POMPANO BOY is my 2nd narrative feature, and an ode to my hometown of Pompano Beach, Florida. It’s an exploration of several aspects of my upbringing, which included a megachurch that heralded fostering as a cure to a real local crisis.
In college I joined a living-learning-community that studied orphans and vulnerable children, where I became aware of the damaging, and often hidden psychology experienced by a child separated from their family. While fostering can be a necessary stepping stone, reunification with their biological parent is always healthiest and to be prioritized.
To write this film, I listened to foster parents and former foster children share the messiness of their experiences. I wanted to deconstruct the assumption I grew up with that a couple in ministry is the inherent best place for a foster child. That doesn’t mean that that can’t be a good place, it just means no home is perfect.
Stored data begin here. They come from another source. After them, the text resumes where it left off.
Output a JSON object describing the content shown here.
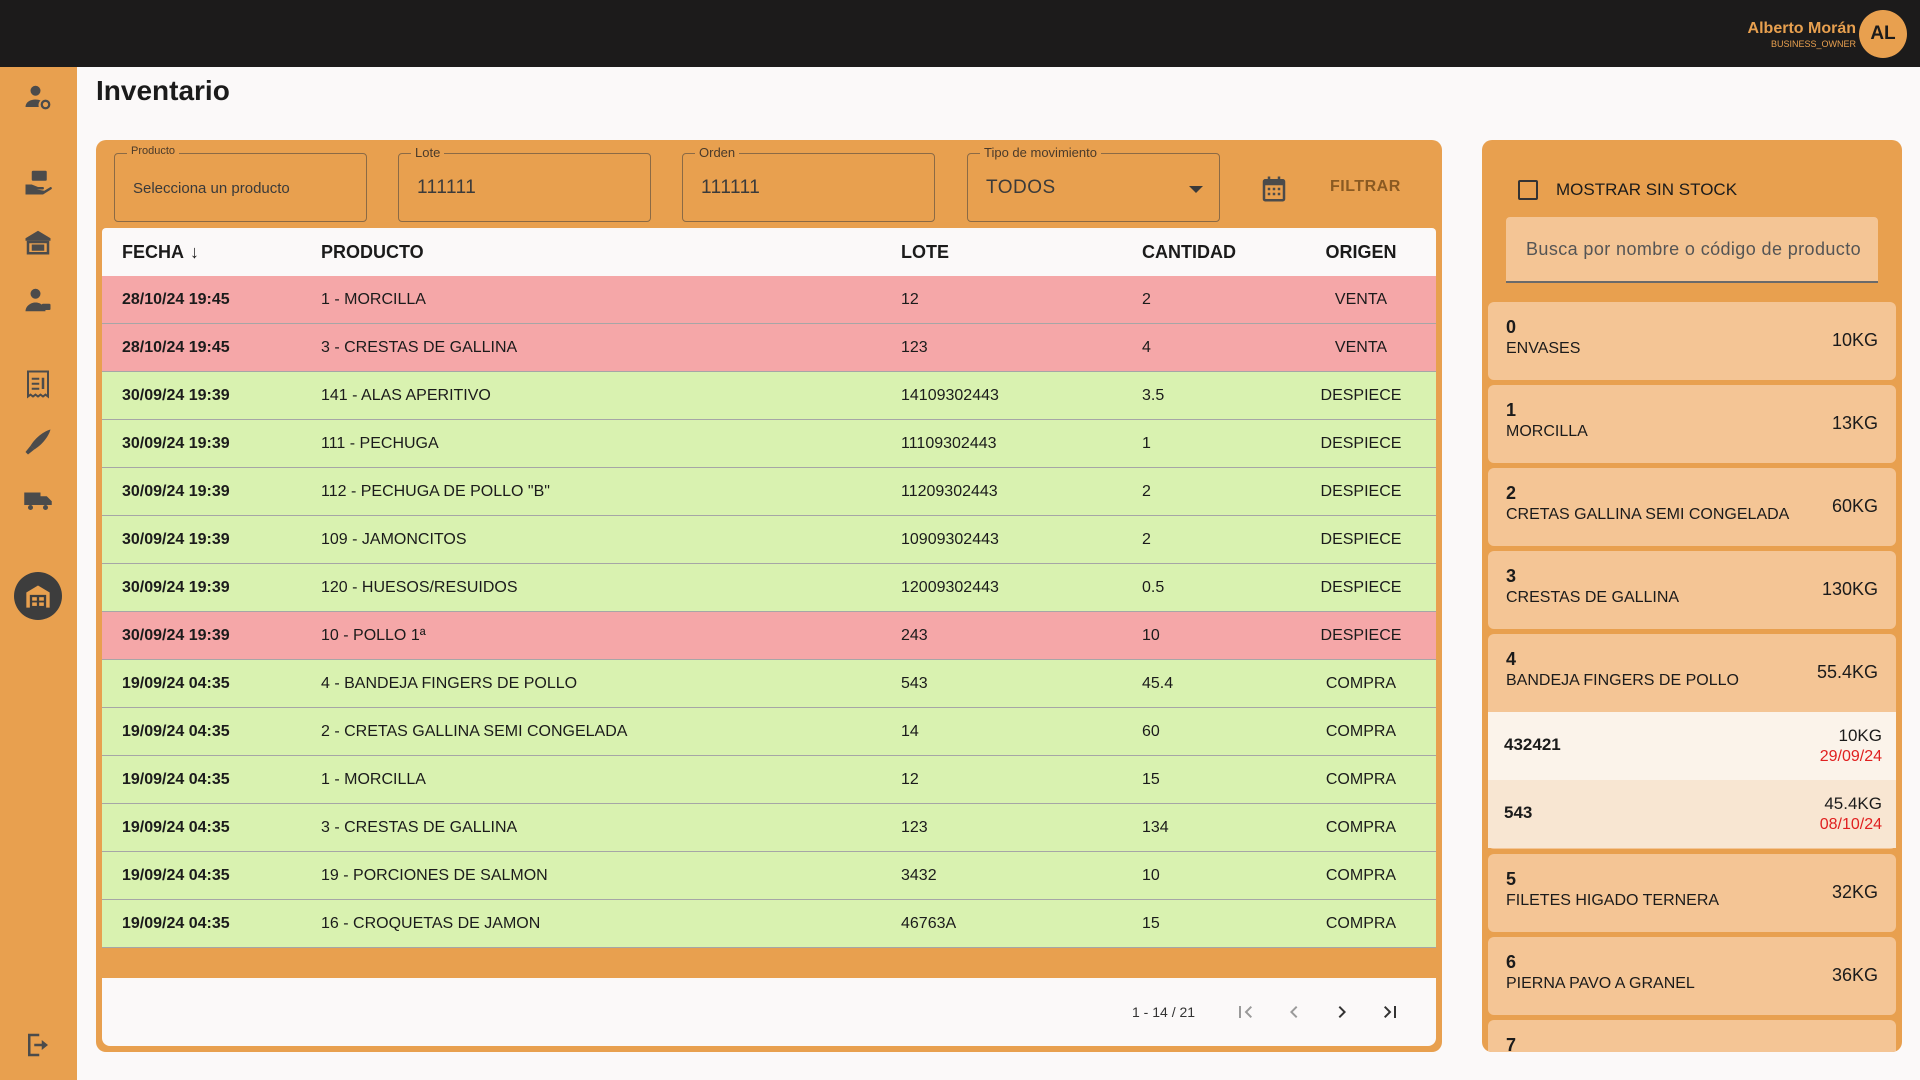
{
  "header": {
    "user_name": "Alberto Morán",
    "user_role": "BUSINESS_OWNER",
    "avatar_initials": "AL"
  },
  "page": {
    "title": "Inventario"
  },
  "filters": {
    "producto": {
      "label": "Producto",
      "placeholder": "Selecciona un producto"
    },
    "lote": {
      "label": "Lote",
      "value": "111111"
    },
    "orden": {
      "label": "Orden",
      "value": "111111"
    },
    "tipo": {
      "label": "Tipo de movimiento",
      "value": "TODOS"
    },
    "filter_label": "FILTRAR"
  },
  "table": {
    "headers": {
      "fecha": "FECHA",
      "producto": "PRODUCTO",
      "lote": "LOTE",
      "cantidad": "CANTIDAD",
      "origen": "ORIGEN"
    },
    "rows": [
      {
        "fecha": "28/10/24 19:45",
        "producto": "1 - MORCILLA",
        "lote": "12",
        "cantidad": "2",
        "origen": "VENTA",
        "status": "red"
      },
      {
        "fecha": "28/10/24 19:45",
        "producto": "3 - CRESTAS DE GALLINA",
        "lote": "123",
        "cantidad": "4",
        "origen": "VENTA",
        "status": "red"
      },
      {
        "fecha": "30/09/24 19:39",
        "producto": "141 - ALAS APERITIVO",
        "lote": "14109302443",
        "cantidad": "3.5",
        "origen": "DESPIECE",
        "status": "green"
      },
      {
        "fecha": "30/09/24 19:39",
        "producto": "111 - PECHUGA",
        "lote": "11109302443",
        "cantidad": "1",
        "origen": "DESPIECE",
        "status": "green"
      },
      {
        "fecha": "30/09/24 19:39",
        "producto": "112 - PECHUGA DE POLLO \"B\"",
        "lote": "11209302443",
        "cantidad": "2",
        "origen": "DESPIECE",
        "status": "green"
      },
      {
        "fecha": "30/09/24 19:39",
        "producto": "109 - JAMONCITOS",
        "lote": "10909302443",
        "cantidad": "2",
        "origen": "DESPIECE",
        "status": "green"
      },
      {
        "fecha": "30/09/24 19:39",
        "producto": "120 - HUESOS/RESUIDOS",
        "lote": "12009302443",
        "cantidad": "0.5",
        "origen": "DESPIECE",
        "status": "green"
      },
      {
        "fecha": "30/09/24 19:39",
        "producto": "10 - POLLO 1ª",
        "lote": "243",
        "cantidad": "10",
        "origen": "DESPIECE",
        "status": "red"
      },
      {
        "fecha": "19/09/24 04:35",
        "producto": "4 - BANDEJA FINGERS DE POLLO",
        "lote": "543",
        "cantidad": "45.4",
        "origen": "COMPRA",
        "status": "green"
      },
      {
        "fecha": "19/09/24 04:35",
        "producto": "2 - CRETAS GALLINA SEMI CONGELADA",
        "lote": "14",
        "cantidad": "60",
        "origen": "COMPRA",
        "status": "green"
      },
      {
        "fecha": "19/09/24 04:35",
        "producto": "1 - MORCILLA",
        "lote": "12",
        "cantidad": "15",
        "origen": "COMPRA",
        "status": "green"
      },
      {
        "fecha": "19/09/24 04:35",
        "producto": "3 - CRESTAS DE GALLINA",
        "lote": "123",
        "cantidad": "134",
        "origen": "COMPRA",
        "status": "green"
      },
      {
        "fecha": "19/09/24 04:35",
        "producto": "19 - PORCIONES DE SALMON",
        "lote": "3432",
        "cantidad": "10",
        "origen": "COMPRA",
        "status": "green"
      },
      {
        "fecha": "19/09/24 04:35",
        "producto": "16 - CROQUETAS DE JAMON",
        "lote": "46763A",
        "cantidad": "15",
        "origen": "COMPRA",
        "status": "green"
      }
    ]
  },
  "pagination": {
    "range": "1 - 14 / 21"
  },
  "stock_panel": {
    "show_no_stock_label": "MOSTRAR SIN STOCK",
    "search_placeholder": "Busca por nombre o código de producto",
    "items": [
      {
        "code": "0",
        "name": "ENVASES",
        "qty": "10KG"
      },
      {
        "code": "1",
        "name": "MORCILLA",
        "qty": "13KG"
      },
      {
        "code": "2",
        "name": "CRETAS GALLINA SEMI CONGELADA",
        "qty": "60KG"
      },
      {
        "code": "3",
        "name": "CRESTAS DE GALLINA",
        "qty": "130KG"
      },
      {
        "code": "4",
        "name": "BANDEJA FINGERS DE POLLO",
        "qty": "55.4KG",
        "lots": [
          {
            "code": "432421",
            "qty": "10KG",
            "date": "29/09/24"
          },
          {
            "code": "543",
            "qty": "45.4KG",
            "date": "08/10/24"
          }
        ]
      },
      {
        "code": "5",
        "name": "FILETES HIGADO TERNERA",
        "qty": "32KG"
      },
      {
        "code": "6",
        "name": "PIERNA PAVO A GRANEL",
        "qty": "36KG"
      },
      {
        "code": "7",
        "name": "",
        "qty": ""
      }
    ]
  },
  "icons": {
    "sidebar": [
      "user-settings-icon",
      "hand-cash-icon",
      "store-icon",
      "employee-icon",
      "receipt-icon",
      "knife-icon",
      "truck-icon",
      "warehouse-icon",
      "logout-icon"
    ]
  }
}
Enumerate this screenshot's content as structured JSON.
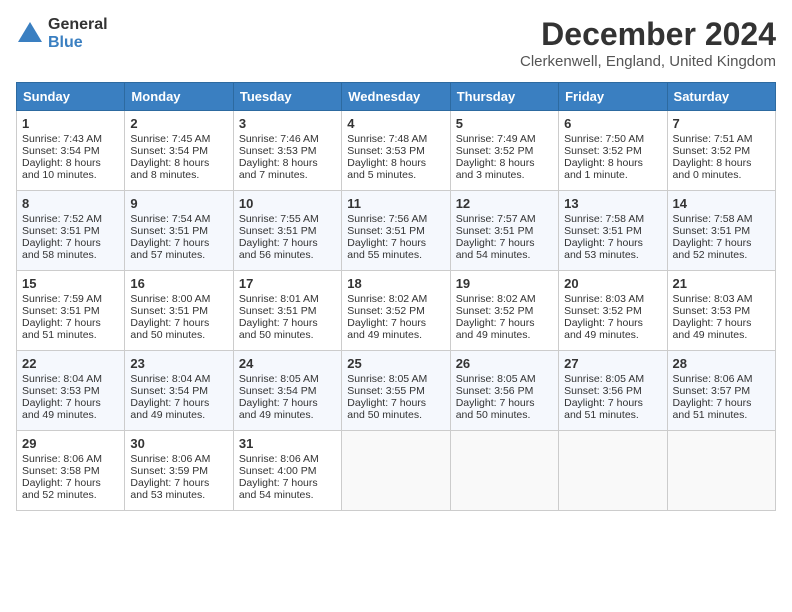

Children can be failed by imperfect foster parents, and they can be failed by the system—just as they can be failed by a cycle of segregation, poverty and incarceration plaguing a biological parent.
I also wanted to portray the “influencer-ificiation” of society. In POMPANO BOY, the protagonist Art is fired from his large church for divergent views and struggles to find a new job. To solve his problems, he starts a new church with less stability. But in 2019, 2020, 2021… doing your job well isn’t enough—you also have to share online if you expect to grow your venture. This notion of growing an online following comes full circle by the end of the picture.
This film portrays two classes in South Florida, which is not unique to the area. There is the working class which Candace and Ross exist in, and there is the decaying middle class, which Art and Izzy inhabit. In my view, Candace is stuck because of a system which prioritizes incarceration as a corrective measure, damaging her ability to ascend from her conditions.
Who determines why a child should be separated from their parent? Who provides community-care for a struggling parent? How can mental healthcare improve the outcomes of foster children? How can we encourage reunification through preventative social structures rather than setup exorbitant roadblocks?
We finished filming on January 15, 2020, and it has become a strange time capsule of pre-COVID Florida, a state that acts as an individualistic microcosm of an American ideal—work in paradise and pay 0% state income tax. It’s possible that this over-reliance on the private sector to address social-issue-symptoms allows Elijah to slip through the cracks.